Odpowiedzi opublikowane przez Miuriel

  1. Sernik dekoracyjny

    Ciasto:

    1,5 szkl. mąki;

    pół szkl. cukru;

    pół kostki masła roślinnego;

    2 łyżki kakao;

    pół łyżeczki proszku do pieczenia;

    5 łyżek mleka.

    Masa serowa:

    kilogram sera;

    pół kostki masła;

    6 - 10 jajek;

    po łyżce mąki kartoflanej i budyniu waniliowego;

    1,5 szkl. cukru pudru;

    cukier waniliowy;

    olejek aromatyczny;

    rodzynki;

    skórka pomarańczowa.

    Wszystkie składniki ciasta szybko zagnieść i włożyć ciasto na kilka godzin do zamrażarki.

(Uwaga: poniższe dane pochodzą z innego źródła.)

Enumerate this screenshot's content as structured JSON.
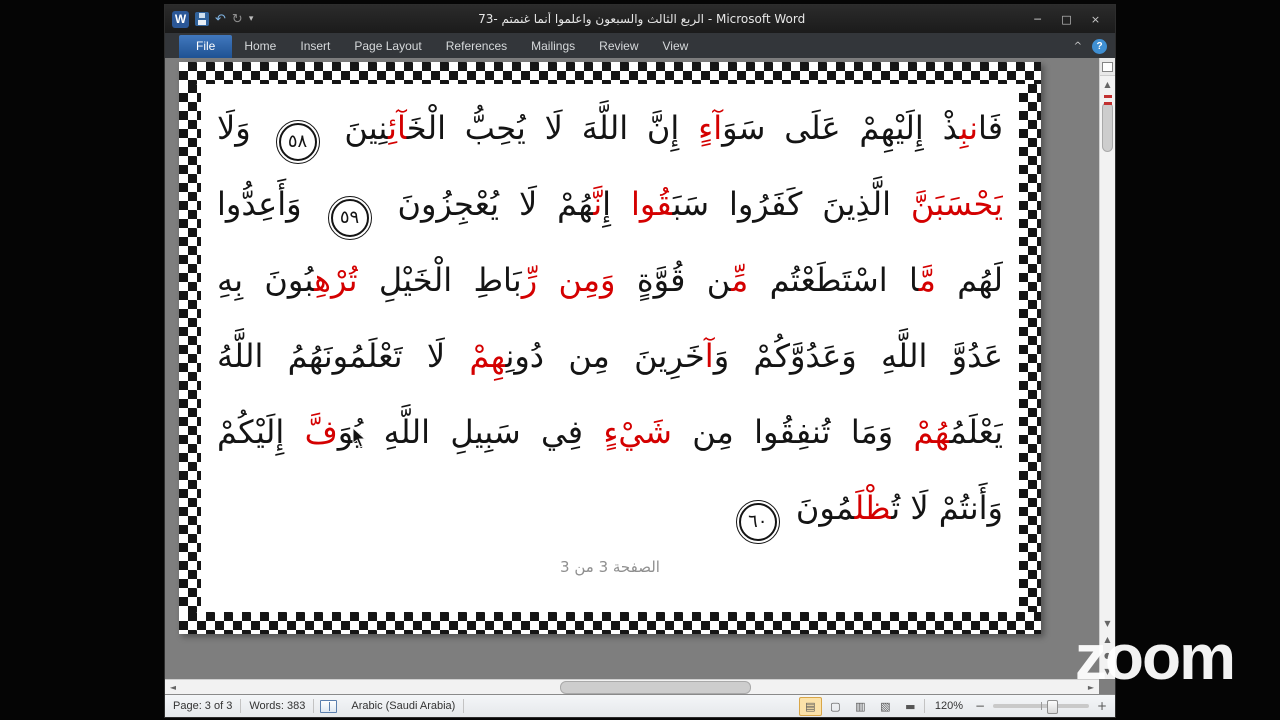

    Ser i masło zemleć w maszynce. Oddzielić białka od żółtek. Do masy serowej dodać żółtka i pozostałe składniki, po czym wszystko zmiksować. Osobno ubić białka na sztywną pianę i delikatnie połączyć z masą serową. Do przygotowanej formy zetrzeć na tarce z dużymi otworami połowę ochłodzonego ciasta, ułożyć masę serową, a na nią zetrzeć druga porcje ciasta. Sernik piec około godziny, jeszcze ciepły można posypać wiórkami kokosowymi.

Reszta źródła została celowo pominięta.